Abstract:
Speaker identification is a process of identifying a person who is speaking and is very
useful in applications such as customer service or even in investigations and reporting
forensic evidence. This study focuses on finding the relationship between the latest state
of-art technology in speaker recognition which is x-vectors, and the uttered text within
audio signals, as well as, the duration of them. In order to accomplish that, three different
datasets are used: two relatively small digits datasets in English and Azerbaijani, and one
larger dataset of digits and commands in Azerbaijani. The hypotheses tested in this
research are as following: 1) x-vectors hold the information about the text in audio
recordings, and the accuracy of the model changes as the text is changed; 2) x-vectors
show better accuracy with longer audio recordings than shorter ones.

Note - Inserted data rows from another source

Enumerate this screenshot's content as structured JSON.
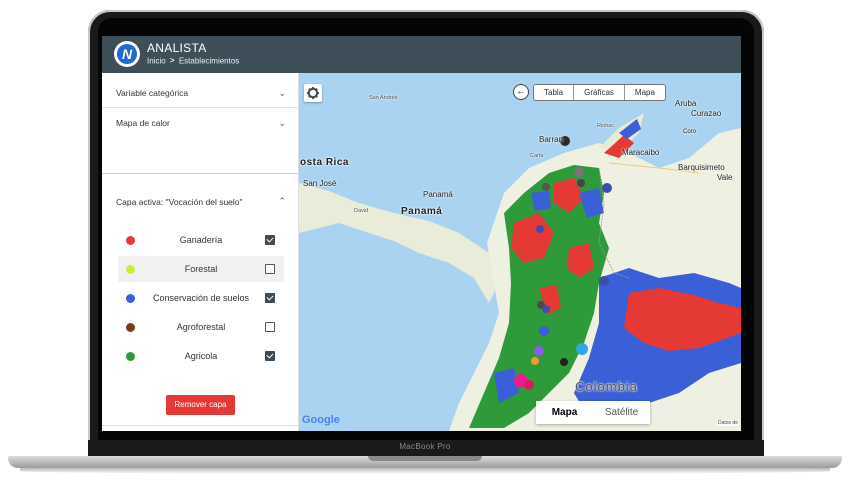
{
  "device": {
    "label": "MacBook Pro"
  },
  "header": {
    "title": "ANALISTA",
    "logo_letter": "N",
    "breadcrumb": {
      "home": "Inicio",
      "separator": ">",
      "current": "Establecimientos"
    }
  },
  "sidebar": {
    "sections": [
      {
        "label": "Variable categórica",
        "chevron": "chevron-down-icon"
      },
      {
        "label": "Mapa de calor",
        "chevron": "chevron-down-icon"
      },
      {
        "label": "Capa activa: \"Vocación del suelo\"",
        "chevron": "chevron-up-icon"
      }
    ],
    "layers": [
      {
        "label": "Ganadería",
        "color": "#e53935",
        "checked": true
      },
      {
        "label": "Forestal",
        "color": "#c6ef3a",
        "checked": false
      },
      {
        "label": "Conservación de suelos",
        "color": "#3a5fd6",
        "checked": true
      },
      {
        "label": "Agroforestal",
        "color": "#7b3b1e",
        "checked": false
      },
      {
        "label": "Agricola",
        "color": "#2e9a3a",
        "checked": true
      }
    ],
    "remove_button": "Remover capa"
  },
  "map": {
    "view_toggle": [
      "Tabla",
      "Gráficas",
      "Mapa"
    ],
    "map_type": {
      "map": "Mapa",
      "satellite": "Satélite"
    },
    "provider": "Google",
    "credit": "Datos de",
    "labels": {
      "aruba": "Aruba",
      "curazao": "Curazao",
      "coro": "Coro",
      "barranquilla": "Barran",
      "maracaibo": "Maracaibo",
      "barquisimeto": "Barquisimeto",
      "valencia": "Vale",
      "costa_rica": "osta Rica",
      "san_jose": "San José",
      "panama_city": "Panamá",
      "panama": "Panamá",
      "david": "David",
      "san_andres": "San Andrés",
      "colombia": "Colombia",
      "riohacha": "Riohac",
      "cartagena": "Carta"
    }
  }
}
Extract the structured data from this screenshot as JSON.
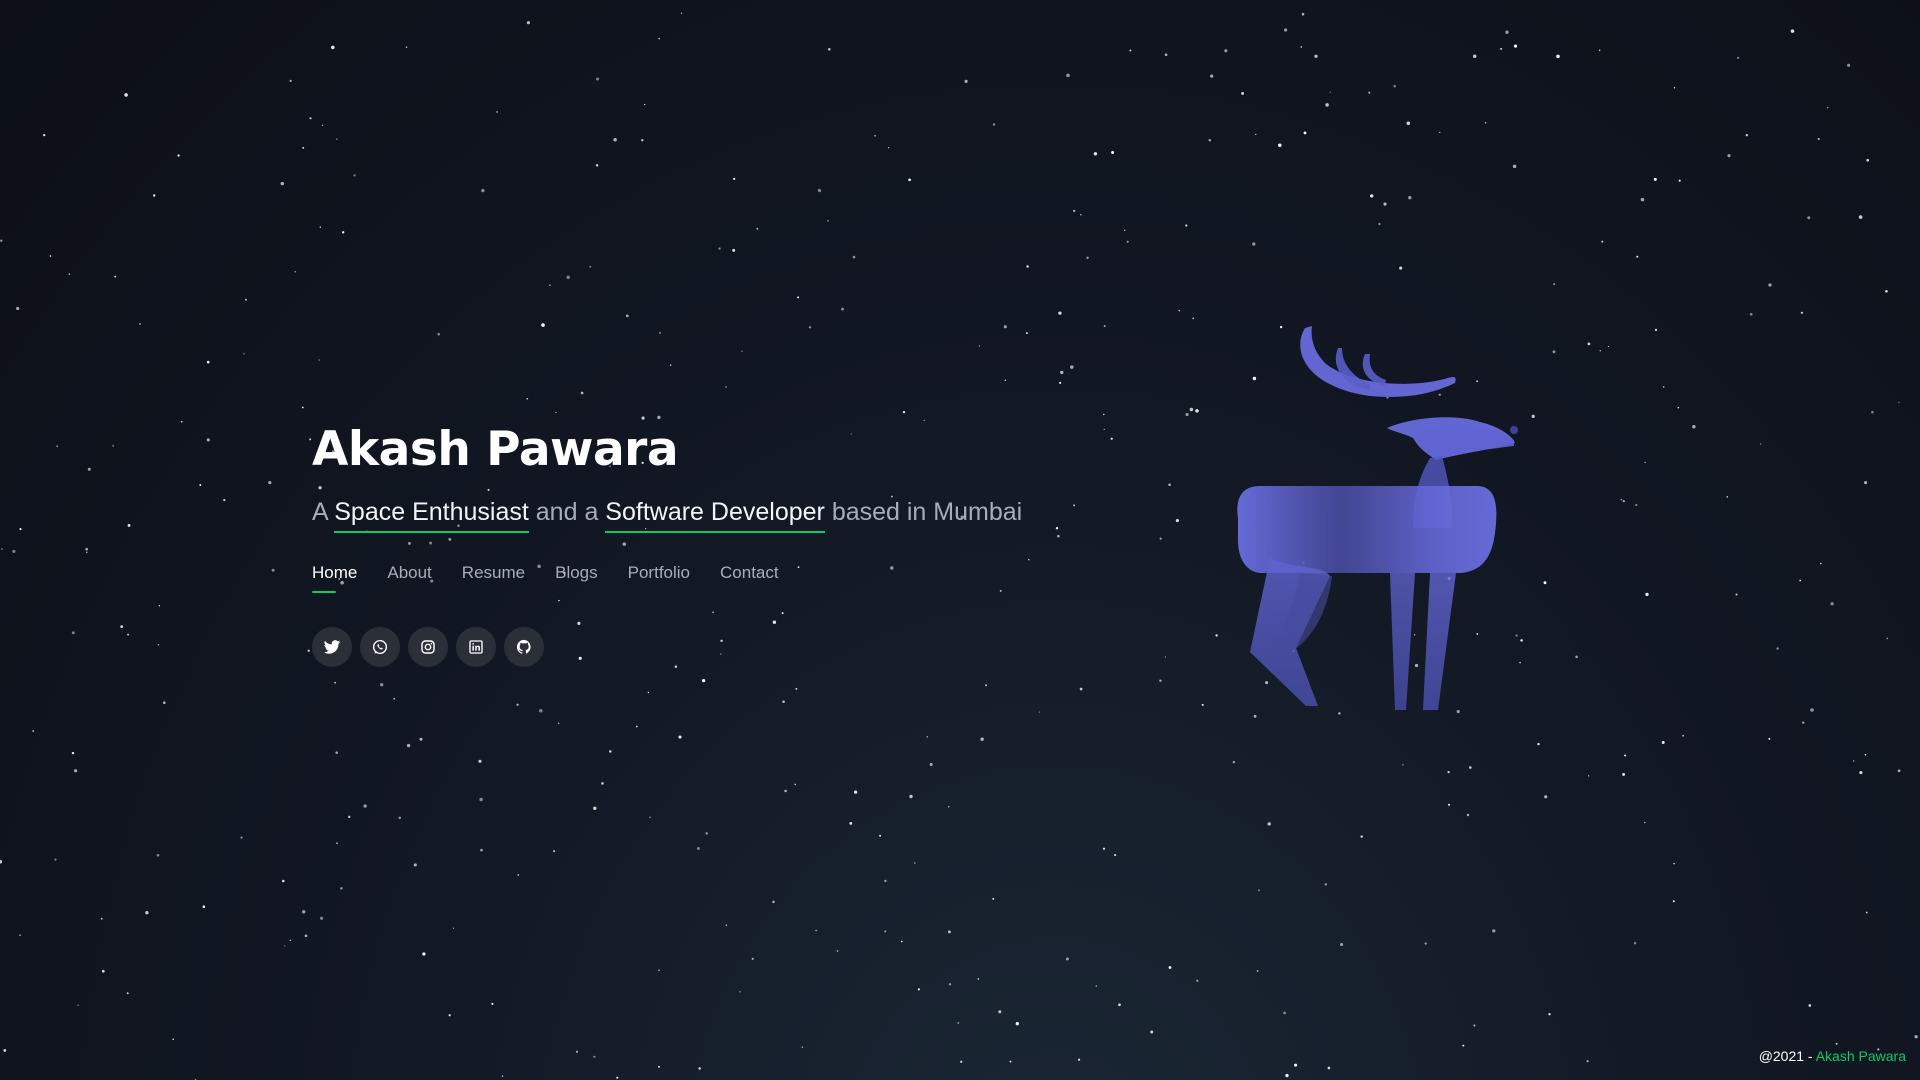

All three datasets
were trained to test the first hypothesis and the findings show that when the models are
given audio samples in which a new unseen text is uttered, the accuracy decreases
drastically. The last dataset was used to test the second hypothesis. Indeed, x-vectors are
data-hungry and more speech samples together with longer duration of recordings gave the
best results. Although, most of the experiments are conducted in the Azerbaijani language,
it is believed that the results are not related to the specific language. Moreover, testing
these hypotheses with a dataset of another language will yield the same results, as proved
with the English dataset in this study.